Елена Гапова - Классы наций. Феминистская критика нациостроительства
Помимо языковой маргинальности, выражающейся в словаре, построении фраз (только «звучащих» как народные), общей стилистике и соскакивании на неправильные для белорусского языка (русские) падежные окончания, очевидно и еще нечто, выраженное «ужасной» пунктуацией (отсутствием знаков препинания), нарушенным синтаксисом, переключением повествования. Все вместе это напоминает то, что называют «истерическим» текстом: еще со времен З. Фрейда особый язык – либо вовсе его отсутствие, молчание, невозможность говорить – считается признаком особого травматического состояния. Фрейд, описав «случай Доры» – пациентки, которая потеряла возможность артикулировать слова, – одним из первых сформулировал эту связь. По мнению психоаналитика, травма проявляет себя в том числе и в нарушении способности речевого выражения, в нарушении самой возможности рассказать; соответственно, ключ к излечению может лежать в терапии речью.
«Истерический текст», обнажив травмированность или разбитость автора речи, указывает еще и на то, что этот «лишенный целостности» субъект исчерпал возможности выразить свой опыт при помощи языка или, скорее, при помощи существующего языка. П.Б. не находит средств, чтобы означить прежде всего «язык чувства». Роллан Барт во «Фрагментах речи влюбленного» рассматривает «влюбленную» речь как истеричный дискурс, останавливающийся перед невозможностью «высказывания» любви[273]. С другой стороны, дискурсивная немота П.Б. проистекает из невозможности означить себя.
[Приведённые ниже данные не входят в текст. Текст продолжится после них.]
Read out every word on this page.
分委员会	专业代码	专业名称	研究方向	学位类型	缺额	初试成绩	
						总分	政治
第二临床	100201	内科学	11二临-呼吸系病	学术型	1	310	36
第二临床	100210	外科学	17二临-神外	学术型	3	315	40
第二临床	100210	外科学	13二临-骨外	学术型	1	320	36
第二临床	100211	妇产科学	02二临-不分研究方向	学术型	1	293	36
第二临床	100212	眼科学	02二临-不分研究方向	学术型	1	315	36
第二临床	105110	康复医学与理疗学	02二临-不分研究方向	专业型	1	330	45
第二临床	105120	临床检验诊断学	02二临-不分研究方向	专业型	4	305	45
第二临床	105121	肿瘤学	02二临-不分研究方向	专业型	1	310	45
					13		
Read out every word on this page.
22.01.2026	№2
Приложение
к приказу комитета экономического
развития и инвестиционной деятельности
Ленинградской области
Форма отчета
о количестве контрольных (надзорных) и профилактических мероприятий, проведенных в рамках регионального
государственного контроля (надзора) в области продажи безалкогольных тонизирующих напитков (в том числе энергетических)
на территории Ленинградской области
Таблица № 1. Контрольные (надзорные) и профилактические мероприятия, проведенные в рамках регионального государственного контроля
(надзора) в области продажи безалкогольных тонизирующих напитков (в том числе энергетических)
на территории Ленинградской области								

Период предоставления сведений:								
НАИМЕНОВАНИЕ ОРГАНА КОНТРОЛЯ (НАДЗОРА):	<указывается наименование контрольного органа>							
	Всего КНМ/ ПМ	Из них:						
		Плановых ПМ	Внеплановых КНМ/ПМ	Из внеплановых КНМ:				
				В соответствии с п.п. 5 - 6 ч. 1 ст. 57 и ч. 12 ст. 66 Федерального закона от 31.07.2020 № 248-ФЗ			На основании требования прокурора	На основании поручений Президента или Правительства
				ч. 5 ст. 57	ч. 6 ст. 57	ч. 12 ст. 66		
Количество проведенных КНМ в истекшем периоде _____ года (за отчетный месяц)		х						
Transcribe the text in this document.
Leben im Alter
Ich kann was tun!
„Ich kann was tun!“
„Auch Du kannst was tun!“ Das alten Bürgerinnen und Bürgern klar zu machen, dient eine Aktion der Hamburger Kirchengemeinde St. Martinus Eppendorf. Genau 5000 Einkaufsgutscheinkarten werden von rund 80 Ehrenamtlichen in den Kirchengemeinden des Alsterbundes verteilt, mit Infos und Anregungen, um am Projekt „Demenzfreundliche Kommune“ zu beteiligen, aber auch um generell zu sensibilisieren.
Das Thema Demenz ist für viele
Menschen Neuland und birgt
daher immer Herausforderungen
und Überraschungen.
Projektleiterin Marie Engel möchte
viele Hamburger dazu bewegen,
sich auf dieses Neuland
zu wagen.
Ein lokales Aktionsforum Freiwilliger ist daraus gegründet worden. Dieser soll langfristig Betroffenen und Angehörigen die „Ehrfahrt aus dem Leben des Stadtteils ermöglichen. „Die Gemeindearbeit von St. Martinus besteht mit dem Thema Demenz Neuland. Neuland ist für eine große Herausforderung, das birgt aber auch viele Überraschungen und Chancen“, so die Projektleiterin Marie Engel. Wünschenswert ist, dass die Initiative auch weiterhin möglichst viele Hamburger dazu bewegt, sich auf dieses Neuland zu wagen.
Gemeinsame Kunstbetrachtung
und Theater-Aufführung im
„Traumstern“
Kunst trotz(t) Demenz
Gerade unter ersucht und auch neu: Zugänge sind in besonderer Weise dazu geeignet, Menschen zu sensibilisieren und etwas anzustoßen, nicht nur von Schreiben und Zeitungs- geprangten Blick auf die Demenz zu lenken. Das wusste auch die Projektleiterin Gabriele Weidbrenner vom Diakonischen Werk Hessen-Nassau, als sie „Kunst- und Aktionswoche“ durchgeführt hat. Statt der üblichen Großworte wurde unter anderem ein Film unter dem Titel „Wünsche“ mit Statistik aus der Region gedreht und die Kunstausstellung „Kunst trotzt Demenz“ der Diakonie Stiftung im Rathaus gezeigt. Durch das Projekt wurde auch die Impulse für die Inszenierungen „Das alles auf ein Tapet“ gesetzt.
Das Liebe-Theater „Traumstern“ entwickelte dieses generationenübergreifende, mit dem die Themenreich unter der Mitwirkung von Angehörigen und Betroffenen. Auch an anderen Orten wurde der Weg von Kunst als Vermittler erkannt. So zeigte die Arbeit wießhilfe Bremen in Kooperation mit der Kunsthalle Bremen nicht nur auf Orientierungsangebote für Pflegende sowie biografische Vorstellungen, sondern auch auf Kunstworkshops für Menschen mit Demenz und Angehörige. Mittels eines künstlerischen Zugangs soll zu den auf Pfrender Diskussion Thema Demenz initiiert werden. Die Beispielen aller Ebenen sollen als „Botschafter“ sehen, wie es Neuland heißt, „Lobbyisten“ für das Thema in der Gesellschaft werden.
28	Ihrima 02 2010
Как у женщины, в определенном смысле у нее нет речи вообще: «Все женщины “страдают от истерии” в попытке обрести свой собственный язык»[274]. Записки П. Б. – это попытка преодолеть свое двойное (тройное?) безъязычие, сказать «невыразимое». Ее исковерканная речь есть свидетельство того, что она, следуя формуле Гайятри Спивак, «не может говорить». Без разъяснения этой формулы мы вряд ли можем расшифровать историю П.Б.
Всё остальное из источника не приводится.